Basel Committee Faces Industry Push to Revise 1,250% Bitcoin Capital Charge
Basel’s crypto capital rules under fresh industry pressure
Regulators set a hefty capital multiple for banks that keep Bitcoin and comparable tokens, a policy now drawing coordinated pushback from corporate crypto treasuries and asset managers.
Industry voices say the current approach makes on‑balance‑sheet crypto ownership disproportionately expensive versus cash and sovereign debt, creating a structural barrier to bank involvement.
Senior risk officers and chief executives of crypto treasury firms have publicly urged the committee to revisit that multiplier, arguing it suppresses legitimate financial activity by raising funding costs.
Basel introduced these capital measures after proposals in 2021 and finalized them later, placing self‑custodied tokens in the top-risk bucket under the framework.
The rule has real-world consequences: banks must hold far more approved collateral against digital-asset exposures, which squeezes return on equity and alters product economics.
Pressure increased when the stablecoin market expanded rapidly, nearing an estimated three‑hundred‑billion‑dollar scale, prompting Basel officials to acknowledge they might need a different approach.
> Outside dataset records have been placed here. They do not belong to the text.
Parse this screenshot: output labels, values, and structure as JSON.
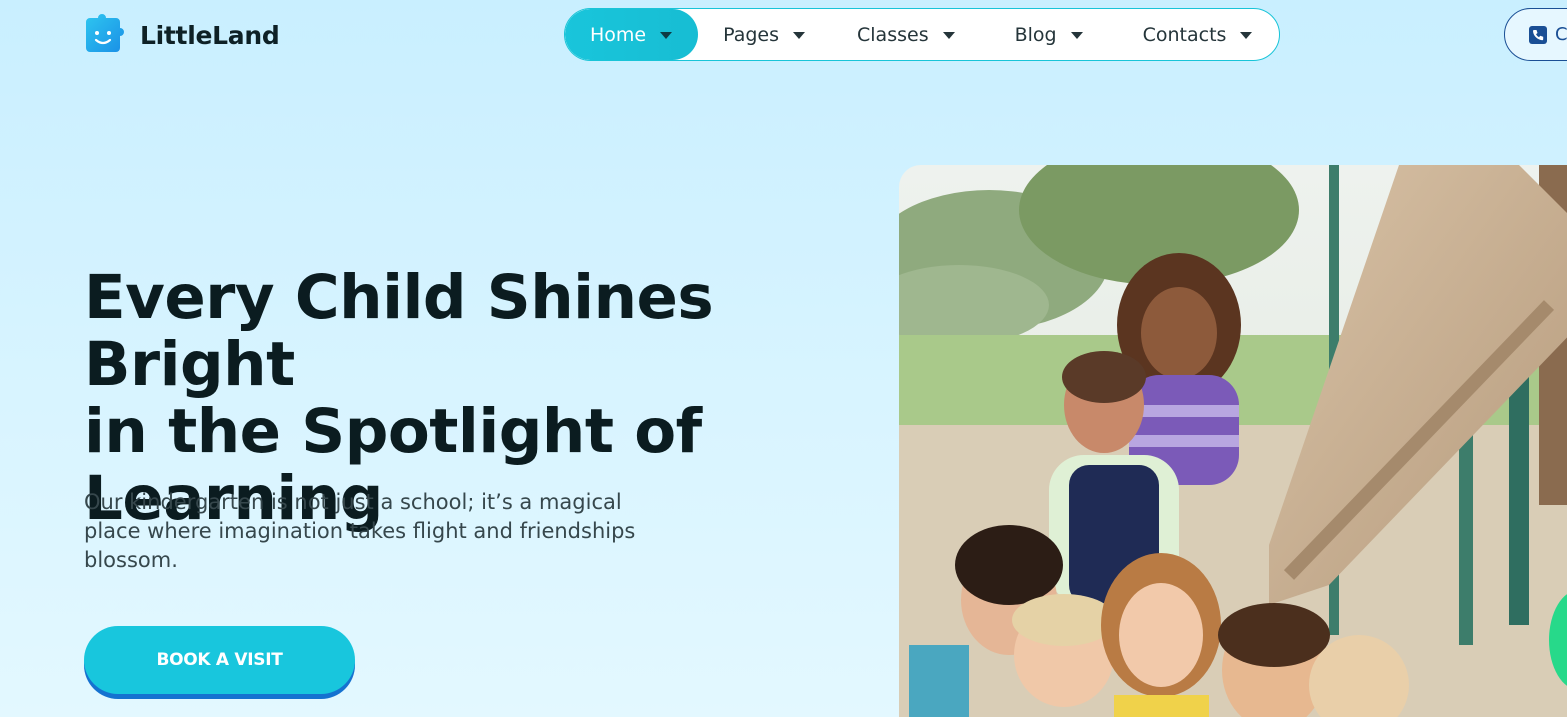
{
  "brand": {
    "name": "LittleLand"
  },
  "nav": {
    "items": [
      {
        "label": "Home",
        "active": true
      },
      {
        "label": "Pages"
      },
      {
        "label": "Classes"
      },
      {
        "label": "Blog"
      },
      {
        "label": "Contacts"
      }
    ]
  },
  "header": {
    "phone_label": "C"
  },
  "hero": {
    "title_line1": "Every Child Shines Bright",
    "title_line2": "in the Spotlight of",
    "title_line3": "Learning",
    "description": "Our kindergarten is not just a school; it’s a magical place where imagination takes flight and friendships blossom.",
    "cta_label": "BOOK A VISIT"
  },
  "colors": {
    "accent": "#18c6dd",
    "cta_shadow": "#1572d0",
    "background": "#c9efff",
    "heading": "#0b1c20",
    "phone_border": "#1a4f95"
  },
  "icons": {
    "logo": "smiling-puzzle-icon",
    "phone": "phone-icon",
    "dropdown": "caret-down-icon"
  }
}
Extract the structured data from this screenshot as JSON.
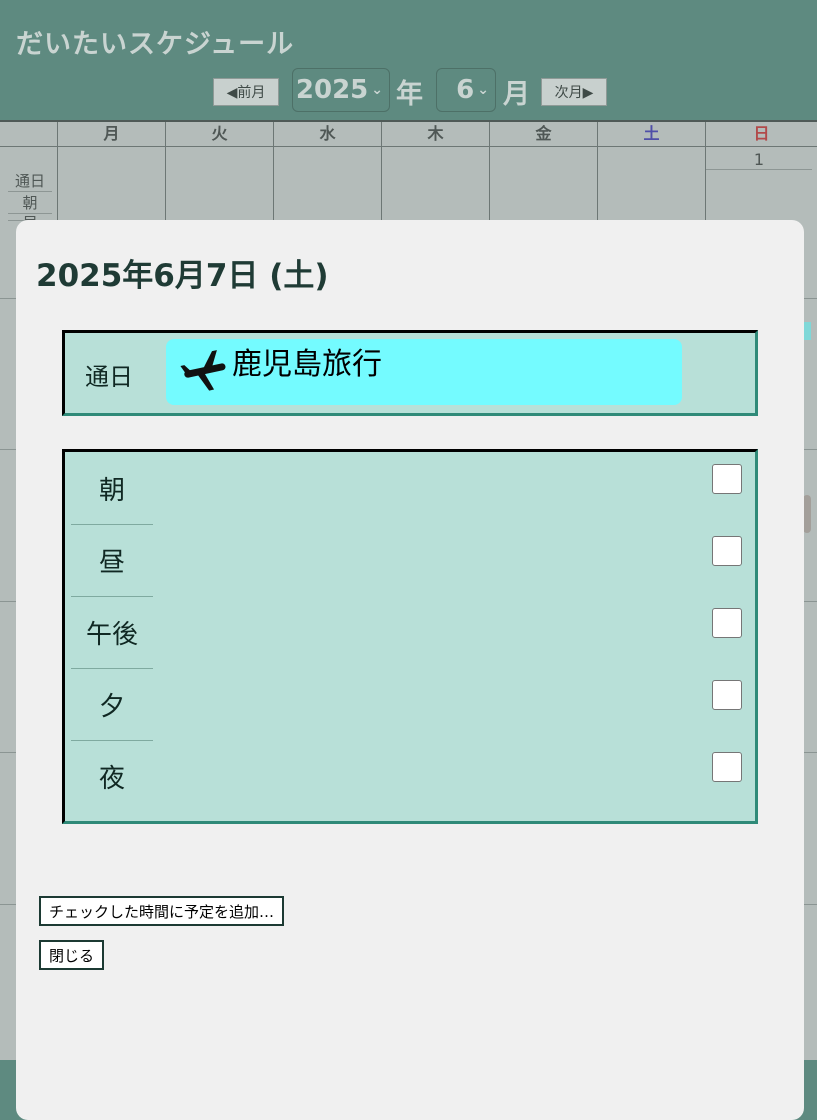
{
  "app": {
    "title": "だいたいスケジュール",
    "prev_month_label": "◀前月",
    "next_month_label": "次月▶",
    "year_value": "2025",
    "year_unit": "年",
    "month_value": "6",
    "month_unit": "月",
    "chevron": "⌄"
  },
  "calendar": {
    "weekdays": [
      "月",
      "火",
      "水",
      "木",
      "金",
      "土",
      "日"
    ],
    "weekday_colors": [
      "#4f5755",
      "#4f5755",
      "#4f5755",
      "#4f5755",
      "#4f5755",
      "#4f4fa8",
      "#b24a4a"
    ],
    "first_day_number": "1",
    "row_labels": [
      "通日",
      "朝",
      "昼"
    ]
  },
  "modal": {
    "title": "2025年6月7日 (土)",
    "allday_label": "通日",
    "event": {
      "icon": "airplane-icon",
      "title": "鹿児島旅行",
      "color": "#74fbff"
    },
    "slots": [
      {
        "label": "朝",
        "checked": false
      },
      {
        "label": "昼",
        "checked": false
      },
      {
        "label": "午後",
        "checked": false
      },
      {
        "label": "夕",
        "checked": false
      },
      {
        "label": "夜",
        "checked": false
      }
    ],
    "add_button_label": "チェックした時間に予定を追加…",
    "close_button_label": "閉じる"
  }
}
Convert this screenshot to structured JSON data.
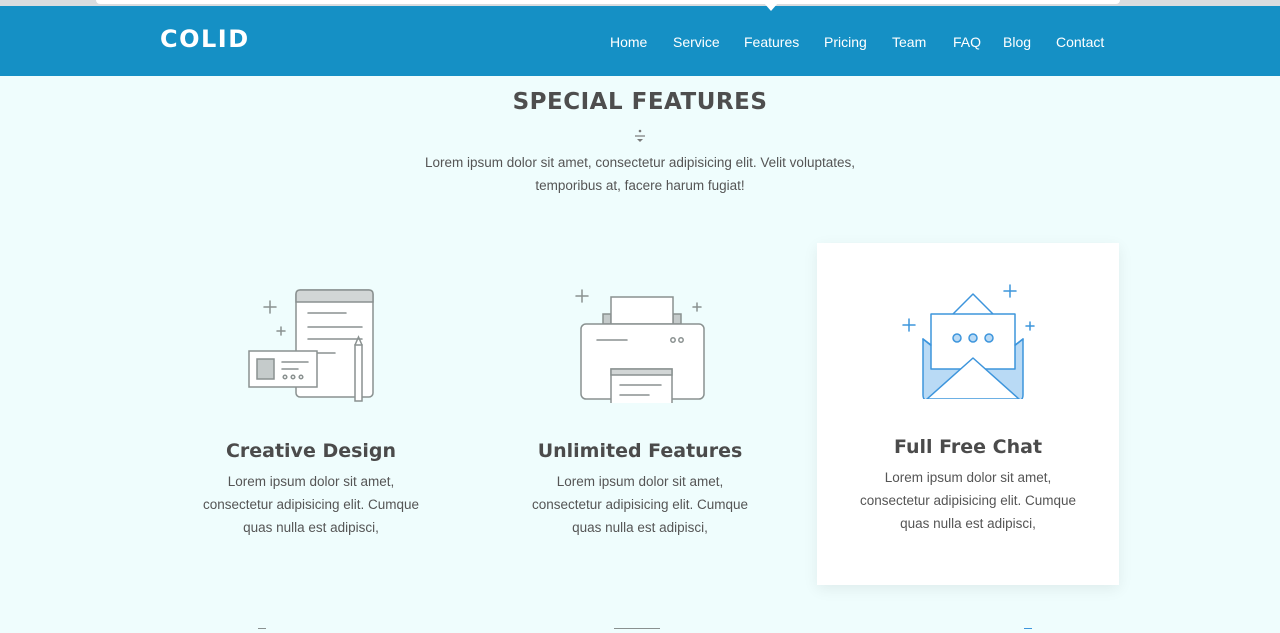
{
  "navbar": {
    "logo": "COLID",
    "items": [
      {
        "label": "Home"
      },
      {
        "label": "Service"
      },
      {
        "label": "Features"
      },
      {
        "label": "Pricing"
      },
      {
        "label": "Team"
      },
      {
        "label": "FAQ"
      },
      {
        "label": "Blog"
      },
      {
        "label": "Contact"
      }
    ],
    "active_item": "Features"
  },
  "section": {
    "title": "SPECIAL FEATURES",
    "description_line1": "Lorem ipsum dolor sit amet, consectetur adipisicing elit. Velit voluptates,",
    "description_line2": "temporibus at, facere harum fugiat!"
  },
  "features": [
    {
      "title": "Creative Design",
      "icon": "design-document-icon",
      "text_line1": "Lorem ipsum dolor sit amet,",
      "text_line2": "consectetur adipisicing elit. Cumque",
      "text_line3": "quas nulla est adipisci,"
    },
    {
      "title": "Unlimited Features",
      "icon": "printer-icon",
      "text_line1": "Lorem ipsum dolor sit amet,",
      "text_line2": "consectetur adipisicing elit. Cumque",
      "text_line3": "quas nulla est adipisci,"
    },
    {
      "title": "Full Free Chat",
      "icon": "chat-envelope-icon",
      "text_line1": "Lorem ipsum dolor sit amet,",
      "text_line2": "consectetur adipisicing elit. Cumque",
      "text_line3": "quas nulla est adipisci,"
    }
  ],
  "colors": {
    "brand": "#1590c5",
    "background": "#effdfd",
    "icon_gray": "#8a9190",
    "icon_blue": "#3d95dc"
  }
}
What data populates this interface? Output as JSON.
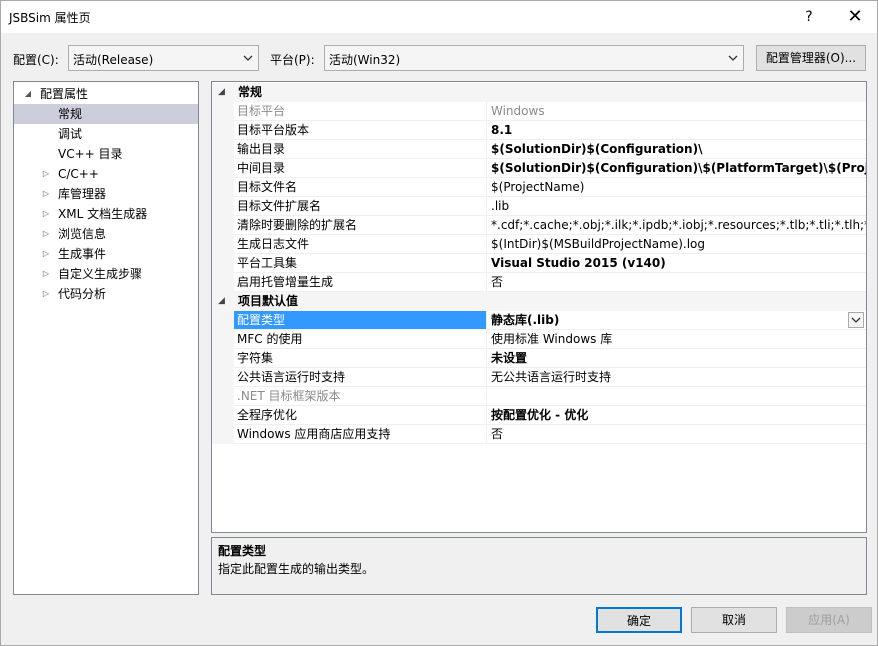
{
  "window": {
    "title": "JSBSim 属性页",
    "help_glyph": "?",
    "close_glyph": "✕"
  },
  "toolbar": {
    "config_label": "配置(C):",
    "config_value": "活动(Release)",
    "platform_label": "平台(P):",
    "platform_value": "活动(Win32)",
    "config_manager_label": "配置管理器(O)..."
  },
  "tree": {
    "items": [
      {
        "label": "配置属性",
        "expander": "◢"
      },
      {
        "label": "常规",
        "expander": ""
      },
      {
        "label": "调试",
        "expander": ""
      },
      {
        "label": "VC++ 目录",
        "expander": ""
      },
      {
        "label": "C/C++",
        "expander": "▷"
      },
      {
        "label": "库管理器",
        "expander": "▷"
      },
      {
        "label": "XML 文档生成器",
        "expander": "▷"
      },
      {
        "label": "浏览信息",
        "expander": "▷"
      },
      {
        "label": "生成事件",
        "expander": "▷"
      },
      {
        "label": "自定义生成步骤",
        "expander": "▷"
      },
      {
        "label": "代码分析",
        "expander": "▷"
      }
    ]
  },
  "grid": {
    "sections": [
      {
        "label": "常规",
        "expander": "◢"
      },
      {
        "label": "项目默认值",
        "expander": "◢"
      }
    ],
    "rows": [
      {
        "name": "目标平台",
        "value": "Windows"
      },
      {
        "name": "目标平台版本",
        "value": "8.1"
      },
      {
        "name": "输出目录",
        "value": "$(SolutionDir)$(Configuration)\\"
      },
      {
        "name": "中间目录",
        "value": "$(SolutionDir)$(Configuration)\\$(PlatformTarget)\\$(ProjectN"
      },
      {
        "name": "目标文件名",
        "value": "$(ProjectName)"
      },
      {
        "name": "目标文件扩展名",
        "value": ".lib"
      },
      {
        "name": "清除时要删除的扩展名",
        "value": "*.cdf;*.cache;*.obj;*.ilk;*.ipdb;*.iobj;*.resources;*.tlb;*.tli;*.tlh;*.tmp;*"
      },
      {
        "name": "生成日志文件",
        "value": "$(IntDir)$(MSBuildProjectName).log"
      },
      {
        "name": "平台工具集",
        "value": "Visual Studio 2015 (v140)"
      },
      {
        "name": "启用托管增量生成",
        "value": "否"
      },
      {
        "name": "配置类型",
        "value": "静态库(.lib)"
      },
      {
        "name": "MFC 的使用",
        "value": "使用标准 Windows 库"
      },
      {
        "name": "字符集",
        "value": "未设置"
      },
      {
        "name": "公共语言运行时支持",
        "value": "无公共语言运行时支持"
      },
      {
        "name": ".NET 目标框架版本",
        "value": ""
      },
      {
        "name": "全程序优化",
        "value": "按配置优化 - 优化"
      },
      {
        "name": "Windows 应用商店应用支持",
        "value": "否"
      }
    ]
  },
  "description": {
    "title": "配置类型",
    "text": "指定此配置生成的输出类型。"
  },
  "buttons": {
    "ok": "确定",
    "cancel": "取消",
    "apply": "应用(A)"
  },
  "colors": {
    "selection": "#3399ff",
    "tree_selection": "#cccedb",
    "focus_border": "#0078d7"
  }
}
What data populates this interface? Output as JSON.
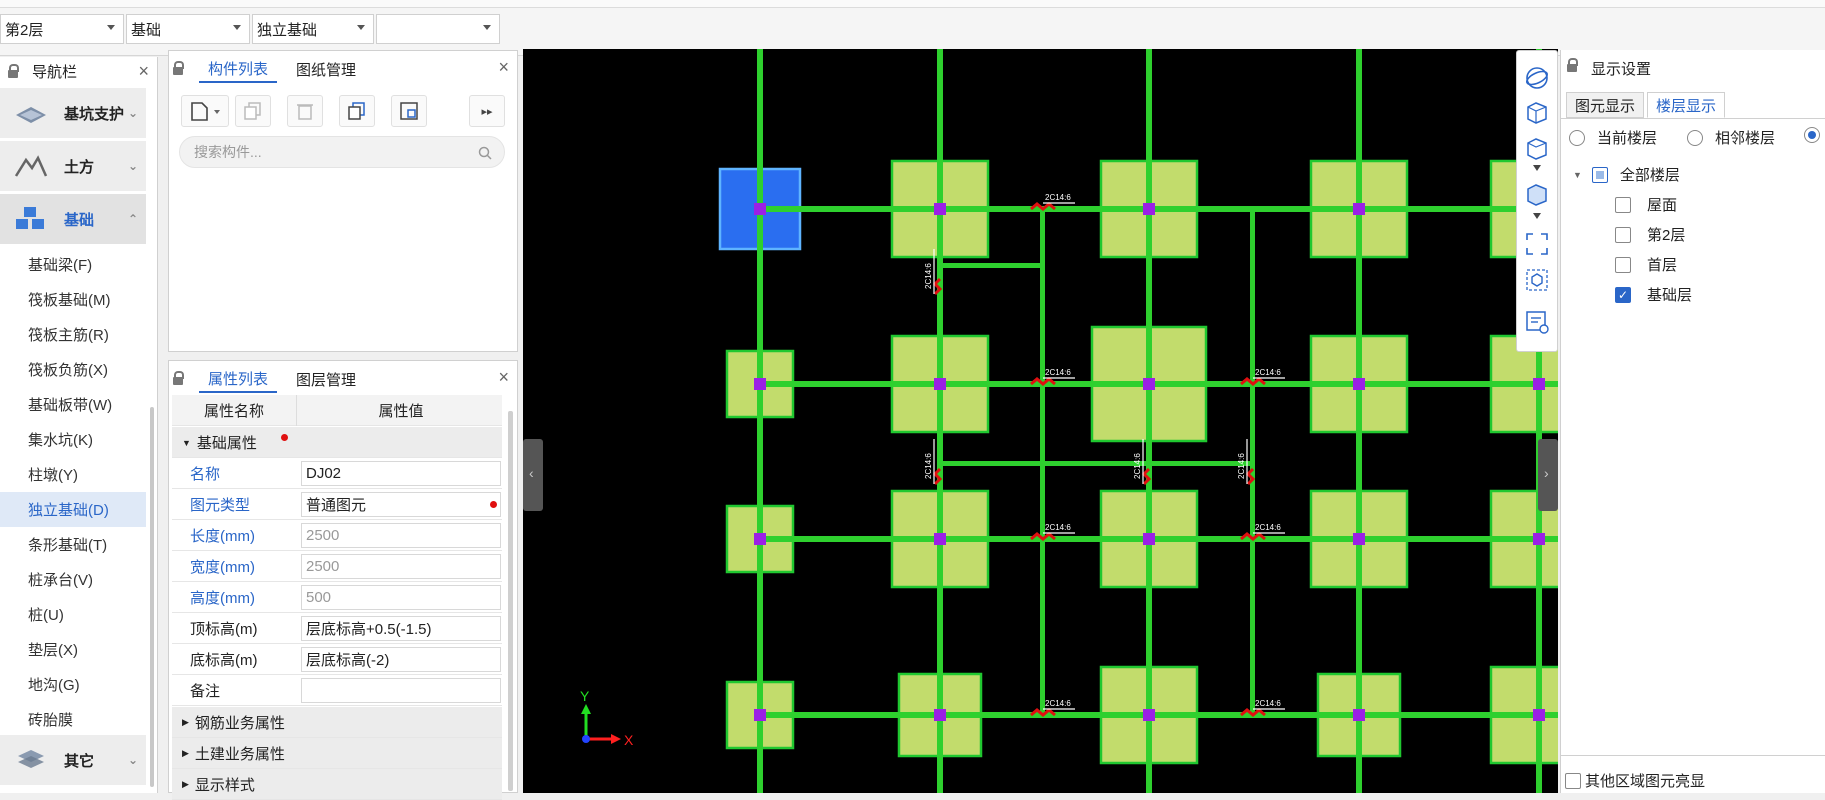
{
  "selectors": {
    "floor": "第2层",
    "category": "基础",
    "type": "独立基础",
    "instance": ""
  },
  "nav": {
    "title": "导航栏",
    "categories": [
      {
        "label": "基坑支护",
        "icon": "excavation-support-icon"
      },
      {
        "label": "土方",
        "icon": "earthwork-icon"
      },
      {
        "label": "基础",
        "icon": "foundation-icon"
      },
      {
        "label": "其它",
        "icon": "other-layers-icon"
      }
    ],
    "items": [
      "基础梁(F)",
      "筏板基础(M)",
      "筏板主筋(R)",
      "筏板负筋(X)",
      "基础板带(W)",
      "集水坑(K)",
      "柱墩(Y)",
      "独立基础(D)",
      "条形基础(T)",
      "桩承台(V)",
      "桩(U)",
      "垫层(X)",
      "地沟(G)",
      "砖胎膜"
    ],
    "selected_item": "独立基础(D)"
  },
  "component_panel": {
    "tab_active": "构件列表",
    "tab_other": "图纸管理",
    "search_placeholder": "搜索构件..."
  },
  "property_panel": {
    "tab_active": "属性列表",
    "tab_other": "图层管理",
    "col_name": "属性名称",
    "col_value": "属性值",
    "group_basic": "基础属性",
    "rows": [
      {
        "name": "名称",
        "value": "DJ02"
      },
      {
        "name": "图元类型",
        "value": "普通图元"
      },
      {
        "name": "长度(mm)",
        "value": "2500"
      },
      {
        "name": "宽度(mm)",
        "value": "2500"
      },
      {
        "name": "高度(mm)",
        "value": "500"
      },
      {
        "name": "顶标高(m)",
        "value": "层底标高+0.5(-1.5)"
      },
      {
        "name": "底标高(m)",
        "value": "层底标高(-2)"
      },
      {
        "name": "备注",
        "value": ""
      }
    ],
    "groups": [
      "钢筋业务属性",
      "土建业务属性",
      "显示样式"
    ]
  },
  "canvas": {
    "axis_x": "X",
    "axis_y": "Y",
    "rebar_label": "2C14:6"
  },
  "display_panel": {
    "title": "显示设置",
    "tab_element": "图元显示",
    "tab_floor": "楼层显示",
    "radio_current": "当前楼层",
    "radio_adjacent": "相邻楼层",
    "tree_all": "全部楼层",
    "floors": [
      {
        "label": "屋面",
        "checked": false
      },
      {
        "label": "第2层",
        "checked": false
      },
      {
        "label": "首层",
        "checked": false
      },
      {
        "label": "基础层",
        "checked": true
      }
    ],
    "footer_check": "其他区域图元亮显"
  },
  "colors": {
    "accent": "#2a66c8",
    "footing_fill": "#c2dc6c",
    "footing_border": "#20c830",
    "beam": "#2ed02e",
    "column": "#9b20e6",
    "selected_footing": "#2a6ef0",
    "rebar_mark": "#e01010"
  }
}
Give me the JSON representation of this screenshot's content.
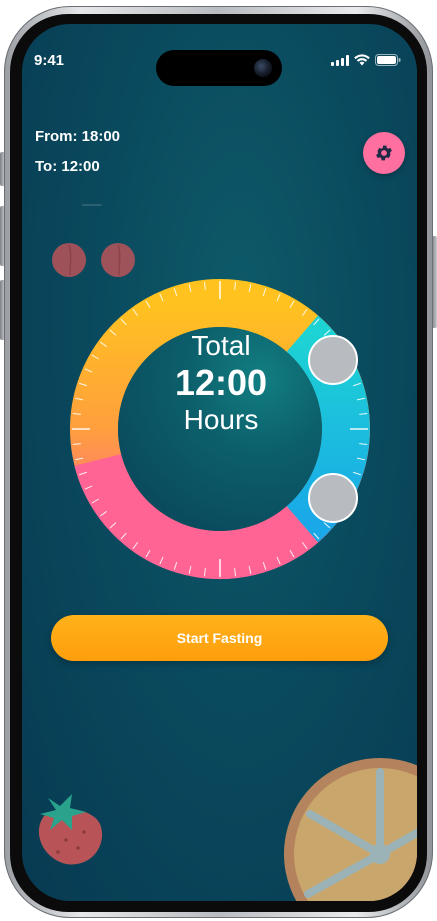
{
  "status_bar": {
    "time": "9:41"
  },
  "fasting_window": {
    "from": "From: 18:00",
    "to": "To: 12:00"
  },
  "dial": {
    "label": "Total",
    "value": "12:00",
    "unit": "Hours"
  },
  "actions": {
    "start_label": "Start Fasting"
  },
  "icons": {
    "settings": "gear-icon",
    "decor": [
      "cherry-icon",
      "strawberry-icon",
      "orange-slice-icon"
    ]
  },
  "colors": {
    "background": "#0a4a5e",
    "accent_pink": "#ff6fa0",
    "button_orange": "#ffa411",
    "ring_yellow": "#ffc21f",
    "ring_cyan": "#1dd3d3",
    "ring_pink": "#ff5e9a"
  }
}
Supporters of change highlight the contrast with low or zero capital requirements for cash, gold and government securities, which remain far cheaper for banks to hold.
Regulatory signalling shifted over recent months, from firm codification to exploratory reassessment as the committee weighs whether current metrics still match market evolution.
Market participants frame this as a new, subtler form of limiting crypto access — not outright account closures, but rules that make participation economically unattractive.
If Basel amends the treatment of digital assets, banks could begin offering custodial services and balance‑sheet exposure more widely, improving liquidity and product innovation.
- Key metric: the capital multiplier applied to crypto exposures is a central point of contention.
- Trigger: stablecoin growth and industry campaigns have prompted Basel officials to reconsider policy calibration.